Cuando entendemos esto, descubrimos que la Biblia es mucho más profunda de lo que parece a simple vista. Ya no nos quedamos atrapados en debates estériles sobre si la tierra tiene seis mil años o millones, sino que reconocemos la gran verdad que importa: Dios creó el universo y nos llamó a vivir en él como hijos amados.
La Escritura como Palabra viva
El literalismo mata el espíritu de la Palabra. Jesús mismo reprendió a los que “escudriñaban las Escrituras” pero no eran capaces de ver que las escrituras dan testimonio de Él (Jn 5,39). La Biblia no es letra muerta, ya sea del antiguo testamento o del nuevo, es Palabra viva que apunta siempre a Cristo.

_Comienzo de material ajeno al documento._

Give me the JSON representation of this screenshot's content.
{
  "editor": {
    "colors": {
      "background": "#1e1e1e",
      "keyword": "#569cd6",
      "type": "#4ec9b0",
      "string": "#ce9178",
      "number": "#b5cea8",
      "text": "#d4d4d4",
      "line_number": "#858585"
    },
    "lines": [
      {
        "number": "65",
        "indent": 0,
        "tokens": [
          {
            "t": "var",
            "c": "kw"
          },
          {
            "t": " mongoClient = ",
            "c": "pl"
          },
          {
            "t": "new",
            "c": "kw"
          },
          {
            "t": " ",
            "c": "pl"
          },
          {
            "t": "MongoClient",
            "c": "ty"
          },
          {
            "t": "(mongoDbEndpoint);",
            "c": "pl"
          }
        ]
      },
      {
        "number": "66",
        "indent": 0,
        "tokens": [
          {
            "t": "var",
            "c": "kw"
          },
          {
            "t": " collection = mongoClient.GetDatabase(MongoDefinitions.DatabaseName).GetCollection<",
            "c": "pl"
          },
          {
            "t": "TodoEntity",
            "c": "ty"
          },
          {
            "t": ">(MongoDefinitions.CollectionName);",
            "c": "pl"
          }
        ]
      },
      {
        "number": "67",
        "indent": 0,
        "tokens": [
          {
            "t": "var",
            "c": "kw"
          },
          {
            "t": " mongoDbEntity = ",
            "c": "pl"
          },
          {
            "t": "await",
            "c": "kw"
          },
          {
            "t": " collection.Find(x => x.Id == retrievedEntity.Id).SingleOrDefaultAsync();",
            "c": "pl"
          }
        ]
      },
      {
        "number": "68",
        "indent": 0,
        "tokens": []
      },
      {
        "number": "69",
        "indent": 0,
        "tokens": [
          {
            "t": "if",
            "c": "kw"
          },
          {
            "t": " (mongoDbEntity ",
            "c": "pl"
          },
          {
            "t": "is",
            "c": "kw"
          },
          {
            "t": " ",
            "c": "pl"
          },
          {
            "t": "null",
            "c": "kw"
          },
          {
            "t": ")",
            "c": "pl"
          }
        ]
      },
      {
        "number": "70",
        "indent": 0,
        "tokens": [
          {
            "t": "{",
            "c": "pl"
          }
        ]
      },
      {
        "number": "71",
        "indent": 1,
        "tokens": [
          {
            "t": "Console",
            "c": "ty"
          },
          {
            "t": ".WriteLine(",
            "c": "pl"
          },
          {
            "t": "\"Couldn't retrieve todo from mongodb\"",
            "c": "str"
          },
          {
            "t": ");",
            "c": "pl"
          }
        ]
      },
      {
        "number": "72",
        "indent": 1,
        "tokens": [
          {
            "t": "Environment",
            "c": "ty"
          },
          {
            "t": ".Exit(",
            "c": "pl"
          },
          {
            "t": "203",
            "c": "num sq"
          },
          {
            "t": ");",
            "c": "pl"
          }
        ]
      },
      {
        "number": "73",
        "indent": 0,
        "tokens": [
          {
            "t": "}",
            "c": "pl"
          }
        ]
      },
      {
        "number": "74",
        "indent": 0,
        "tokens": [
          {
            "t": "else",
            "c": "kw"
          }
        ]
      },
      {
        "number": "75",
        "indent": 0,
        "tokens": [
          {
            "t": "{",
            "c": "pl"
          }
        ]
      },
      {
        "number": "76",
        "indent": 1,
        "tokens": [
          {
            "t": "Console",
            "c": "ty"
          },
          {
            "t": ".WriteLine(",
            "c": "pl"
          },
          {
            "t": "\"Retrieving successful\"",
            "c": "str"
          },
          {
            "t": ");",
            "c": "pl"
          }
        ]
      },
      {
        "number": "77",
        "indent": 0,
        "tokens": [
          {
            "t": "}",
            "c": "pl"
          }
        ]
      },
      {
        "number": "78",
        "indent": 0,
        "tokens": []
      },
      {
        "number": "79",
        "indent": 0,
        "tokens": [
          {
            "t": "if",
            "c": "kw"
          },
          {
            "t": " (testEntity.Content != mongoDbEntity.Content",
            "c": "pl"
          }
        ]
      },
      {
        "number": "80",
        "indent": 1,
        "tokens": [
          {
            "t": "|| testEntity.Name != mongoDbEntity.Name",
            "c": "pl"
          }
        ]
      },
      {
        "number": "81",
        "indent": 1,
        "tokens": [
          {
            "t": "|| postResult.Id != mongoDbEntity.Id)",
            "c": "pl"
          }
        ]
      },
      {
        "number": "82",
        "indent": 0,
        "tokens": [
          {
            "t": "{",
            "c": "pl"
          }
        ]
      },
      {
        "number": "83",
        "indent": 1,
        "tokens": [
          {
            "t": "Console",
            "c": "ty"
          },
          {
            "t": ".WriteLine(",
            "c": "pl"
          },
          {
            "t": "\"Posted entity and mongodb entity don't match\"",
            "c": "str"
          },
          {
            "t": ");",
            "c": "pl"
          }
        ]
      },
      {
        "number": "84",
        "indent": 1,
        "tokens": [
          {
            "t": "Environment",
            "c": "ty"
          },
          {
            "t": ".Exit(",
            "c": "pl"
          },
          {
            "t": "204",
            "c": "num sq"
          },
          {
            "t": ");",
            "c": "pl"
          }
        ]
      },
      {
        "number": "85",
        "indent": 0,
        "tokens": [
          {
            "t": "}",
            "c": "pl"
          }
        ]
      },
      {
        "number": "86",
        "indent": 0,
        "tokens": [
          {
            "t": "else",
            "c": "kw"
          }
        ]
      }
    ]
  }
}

Por eso, cuando la leemos con esta perspectiva, no disminuye su autoridad; al contrario, se engrandece. Descubrimos que su verdad no depende de coincidencias con la ciencia, sino de su capacidad para siempre llevarnos a la vida nueva en Cristo.
Cuando perdemos capacidad exegética, esto es, la capacidad para comprender las escrituras en su época, en su realidad histórica, cultural, sociológica y teológica, perdemos la oportunidad de reconocer el mensaje original y corremos el riesgo de interpretar la Palabra como nos place y complace.
Por eso precisamente muchos predicadores terminan predicando la prosperidad, el confort, el beneficio personal, las posesiones materiales y se pierden la oportunidad de reconocer el mensaje salvífico de Jesús, en cuyo centro está la construcción del Reino de Dios en la Tierra.
La interpretación exegética, esto es, extraer de las escrituras el significado original de un texto, nos llevará a una interpretación más cercana a la voluntad de Dios sobre nuestras vidas.
La Biblia no se entiende reduciéndola al literalismo. Se entiende cuando reconocemos su diversidad de géneros, su contexto histórico y cultural, y su centro en Jesucristo. Leerla así no es relativizarla, sino tomarla en serio.
Lo que Dios quiso comunicar a través de autores humanos sigue vigente: un mensaje de salvación, de amor y de vida plena. Y esa es la verdad que ningún creyente debe perder de vista.